Trident-shaped fully 3D-printed electrochemical sensor for real-time measurements

Accurate analysis of fresh fruit and vegetable samples typically relies on complex instrumentation, skilled personnel, and extensive sample preparation, limiting its accessibility for decentralized testing. To overcome these challenges, we developed a fully 3D-printed, trident-shaped electrochemical sensor for direct, in situ detection of target analytes without any sample pre-treatment. The device was fabricated using low-cost, commercially available conductive and insulating filaments, and designed for seamless integration with portable or smartphone-connected potentiostats. The custom trident geometry enabled direct insertion into fruit and vegetable samples, eliminating the need for sample pre-treatment steps. Among tested configurations, rectangular working electrodes printed with simple infill patterns at 70 % printing speed exhibited optimal electrochemical performance, underscoring the critical impact of electrode design and printing parameters on sensor response. Linear sweep voltammetry was selected for its simplicity, rapid data acquisition, and compatibility with field-based applications. As a proof of concept, the sensor was used to quantify ascorbic acid in fresh orange, tomato, and kiwi samples.
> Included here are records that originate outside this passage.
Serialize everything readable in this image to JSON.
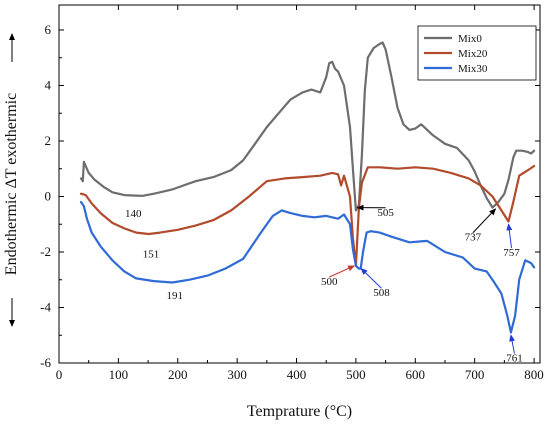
{
  "chart_data": {
    "type": "line",
    "title": "",
    "xlabel": "Temprature (°C)",
    "ylabel": "Endothermic ΔT exothermic",
    "xlim": [
      0,
      810
    ],
    "ylim": [
      -6,
      6.9
    ],
    "xticks": [
      0,
      100,
      200,
      300,
      400,
      500,
      600,
      700,
      800
    ],
    "yticks": [
      -6,
      -4,
      -2,
      0,
      2,
      4,
      6
    ],
    "grid": false,
    "legend_position": "top-right",
    "series": [
      {
        "name": "Mix0",
        "color": "#6d6d6d",
        "x": [
          37,
          40,
          42,
          45,
          50,
          60,
          75,
          90,
          110,
          140,
          160,
          190,
          210,
          230,
          260,
          290,
          310,
          330,
          350,
          370,
          390,
          410,
          425,
          440,
          450,
          455,
          460,
          465,
          470,
          480,
          490,
          495,
          500,
          505,
          510,
          515,
          520,
          530,
          540,
          545,
          550,
          560,
          570,
          580,
          590,
          600,
          610,
          620,
          630,
          650,
          670,
          690,
          700,
          710,
          720,
          730,
          740,
          750,
          757,
          765,
          770,
          780,
          790,
          795,
          800
        ],
        "y": [
          0.65,
          0.55,
          1.25,
          1.1,
          0.85,
          0.6,
          0.35,
          0.15,
          0.05,
          0.02,
          0.1,
          0.25,
          0.4,
          0.55,
          0.7,
          0.95,
          1.3,
          1.9,
          2.5,
          3.0,
          3.5,
          3.75,
          3.85,
          3.75,
          4.3,
          4.8,
          4.85,
          4.6,
          4.5,
          4.0,
          2.5,
          1.0,
          -0.5,
          -0.3,
          1.5,
          3.8,
          5.0,
          5.35,
          5.5,
          5.55,
          5.3,
          4.3,
          3.2,
          2.6,
          2.4,
          2.45,
          2.6,
          2.4,
          2.2,
          1.9,
          1.75,
          1.3,
          0.9,
          0.4,
          -0.05,
          -0.4,
          -0.2,
          0.1,
          0.6,
          1.4,
          1.65,
          1.65,
          1.6,
          1.55,
          1.65
        ]
      },
      {
        "name": "Mix20",
        "color": "#b24a2c",
        "x": [
          37,
          45,
          55,
          70,
          90,
          110,
          130,
          151,
          170,
          200,
          230,
          260,
          290,
          320,
          350,
          380,
          410,
          440,
          460,
          470,
          475,
          480,
          490,
          495,
          500,
          505,
          510,
          520,
          540,
          570,
          600,
          630,
          660,
          690,
          710,
          730,
          745,
          757,
          765,
          775,
          790,
          800
        ],
        "y": [
          0.1,
          0.05,
          -0.25,
          -0.6,
          -0.95,
          -1.15,
          -1.3,
          -1.35,
          -1.3,
          -1.2,
          -1.05,
          -0.85,
          -0.5,
          0.0,
          0.55,
          0.65,
          0.7,
          0.75,
          0.85,
          0.8,
          0.4,
          0.75,
          0.0,
          -1.5,
          -2.5,
          -0.4,
          0.5,
          1.05,
          1.05,
          1.0,
          1.05,
          1.0,
          0.85,
          0.65,
          0.4,
          0.0,
          -0.5,
          -0.9,
          -0.2,
          0.75,
          0.95,
          1.1
        ]
      },
      {
        "name": "Mix30",
        "color": "#2f6ad6",
        "x": [
          37,
          42,
          47,
          55,
          70,
          90,
          110,
          130,
          160,
          191,
          220,
          250,
          280,
          310,
          340,
          360,
          375,
          390,
          410,
          430,
          450,
          470,
          480,
          490,
          495,
          500,
          505,
          508,
          512,
          518,
          525,
          540,
          560,
          590,
          620,
          650,
          680,
          700,
          720,
          730,
          745,
          755,
          761,
          768,
          775,
          785,
          795,
          800
        ],
        "y": [
          -0.2,
          -0.35,
          -0.8,
          -1.3,
          -1.8,
          -2.3,
          -2.7,
          -2.95,
          -3.05,
          -3.1,
          -3.0,
          -2.85,
          -2.6,
          -2.25,
          -1.3,
          -0.7,
          -0.5,
          -0.6,
          -0.7,
          -0.75,
          -0.7,
          -0.8,
          -0.65,
          -1.0,
          -1.9,
          -2.5,
          -2.6,
          -2.6,
          -2.0,
          -1.3,
          -1.25,
          -1.3,
          -1.45,
          -1.65,
          -1.6,
          -2.0,
          -2.2,
          -2.6,
          -2.7,
          -3.0,
          -3.5,
          -4.3,
          -4.9,
          -4.3,
          -3.0,
          -2.3,
          -2.4,
          -2.55
        ]
      }
    ],
    "annotations": [
      {
        "text": "140",
        "x": 125,
        "y": -0.6,
        "target_x": 125,
        "target_y": -0.6,
        "arrow": false,
        "arrow_color": "#000"
      },
      {
        "text": "151",
        "x": 155,
        "y": -2.05,
        "target_x": 155,
        "target_y": -2.05,
        "arrow": false,
        "arrow_color": "#000"
      },
      {
        "text": "191",
        "x": 195,
        "y": -3.55,
        "target_x": 195,
        "target_y": -3.55,
        "arrow": false,
        "arrow_color": "#000"
      },
      {
        "text": "505",
        "x": 550,
        "y": -0.55,
        "target_x": 503,
        "target_y": -0.4,
        "arrow": true,
        "arrow_color": "#000"
      },
      {
        "text": "500",
        "x": 455,
        "y": -3.05,
        "target_x": 497,
        "target_y": -2.5,
        "arrow": true,
        "arrow_color": "#c0392b"
      },
      {
        "text": "508",
        "x": 543,
        "y": -3.45,
        "target_x": 509,
        "target_y": -2.6,
        "arrow": true,
        "arrow_color": "#1f3bd1"
      },
      {
        "text": "737",
        "x": 697,
        "y": -1.45,
        "target_x": 735,
        "target_y": -0.45,
        "arrow": true,
        "arrow_color": "#000"
      },
      {
        "text": "757",
        "x": 762,
        "y": -2.0,
        "target_x": 757,
        "target_y": -1.0,
        "arrow": true,
        "arrow_color": "#1f3bd1"
      },
      {
        "text": "761",
        "x": 767,
        "y": -5.8,
        "target_x": 761,
        "target_y": -5.0,
        "arrow": true,
        "arrow_color": "#1f3bd1"
      }
    ]
  }
}
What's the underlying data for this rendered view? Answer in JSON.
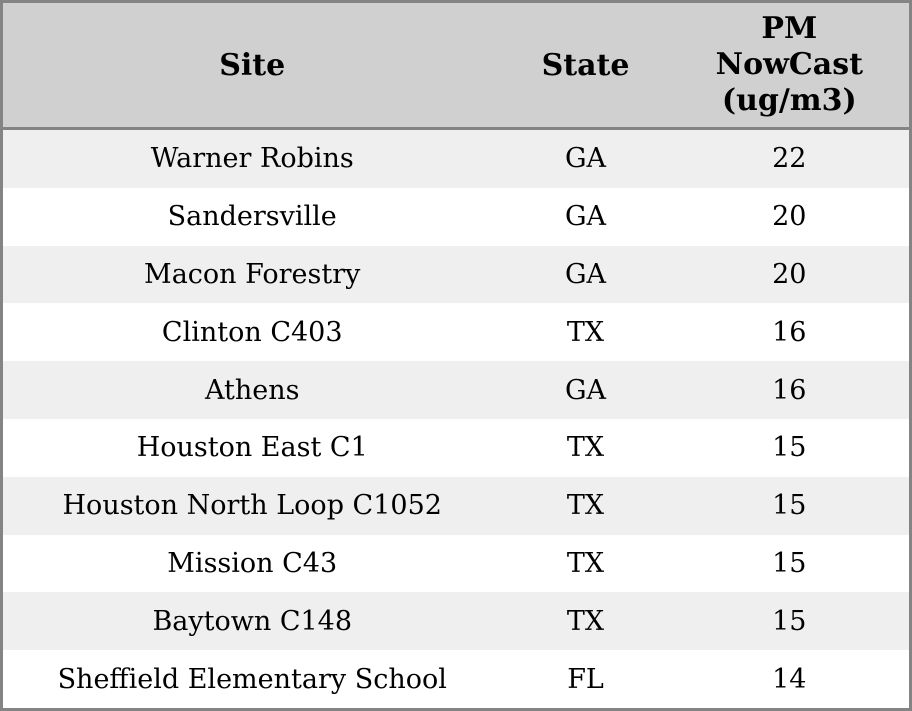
{
  "chart_data": {
    "type": "table",
    "columns": [
      {
        "id": "site",
        "label": "Site"
      },
      {
        "id": "state",
        "label": "State"
      },
      {
        "id": "pm_nowcast",
        "label": "PM NowCast (ug/m3)",
        "lines": [
          "PM",
          "NowCast",
          "(ug/m3)"
        ]
      }
    ],
    "rows": [
      {
        "site": "Warner Robins",
        "state": "GA",
        "pm_nowcast": 22
      },
      {
        "site": "Sandersville",
        "state": "GA",
        "pm_nowcast": 20
      },
      {
        "site": "Macon Forestry",
        "state": "GA",
        "pm_nowcast": 20
      },
      {
        "site": "Clinton C403",
        "state": "TX",
        "pm_nowcast": 16
      },
      {
        "site": "Athens",
        "state": "GA",
        "pm_nowcast": 16
      },
      {
        "site": "Houston East C1",
        "state": "TX",
        "pm_nowcast": 15
      },
      {
        "site": "Houston North Loop C1052",
        "state": "TX",
        "pm_nowcast": 15
      },
      {
        "site": "Mission C43",
        "state": "TX",
        "pm_nowcast": 15
      },
      {
        "site": "Baytown C148",
        "state": "TX",
        "pm_nowcast": 15
      },
      {
        "site": "Sheffield Elementary School",
        "state": "FL",
        "pm_nowcast": 14
      }
    ]
  },
  "colors": {
    "header_bg": "#d0d0d0",
    "row_stripe_bg": "#efefef",
    "row_bg": "#ffffff",
    "border": "#848484",
    "text": "#000000"
  }
}
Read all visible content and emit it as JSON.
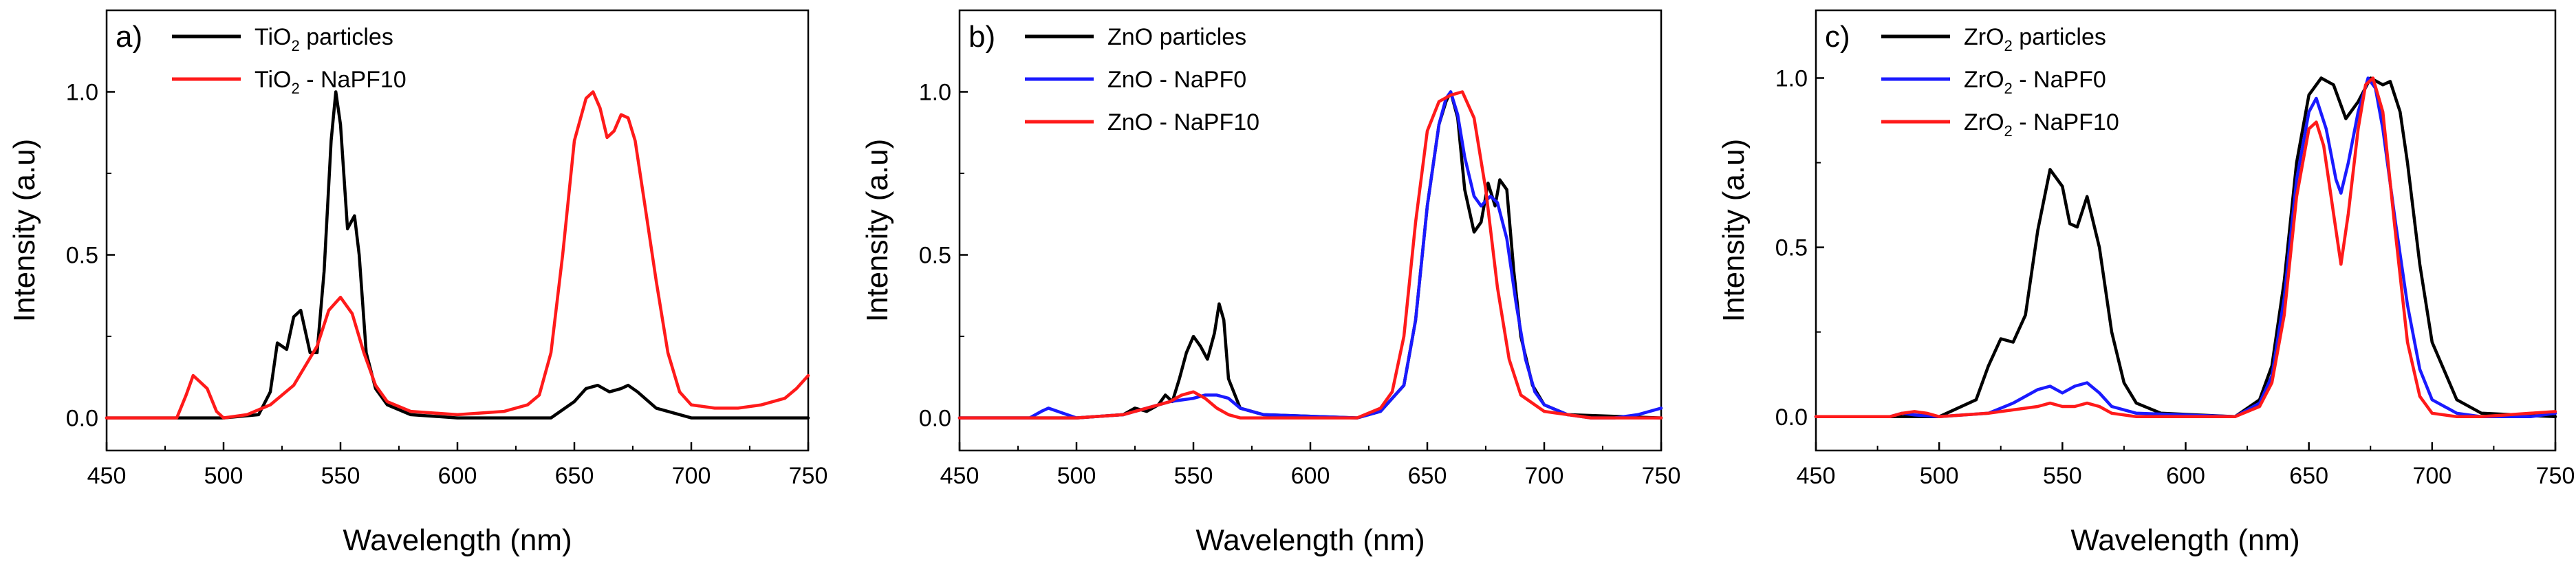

The results showed excellent correlation (≥99 %) with gold-standard LC-MS/MS analysis, validating the sensor's reliability for direct, on-site measurements. The device also exhibited strong intra- and inter-batch reproducibility (RSD < 5 %) and reusability (up to 18 measurements per sensor). With an estimated manufacturing cost of only €0.32, the platform presents a robust, low-cost, and sustainable solution for real-time quality monitoring. Its versatility supports future adaptation for detecting additional compounds such as pesticides and sugars, advancing on-field diagnostics in agriculture and food safety.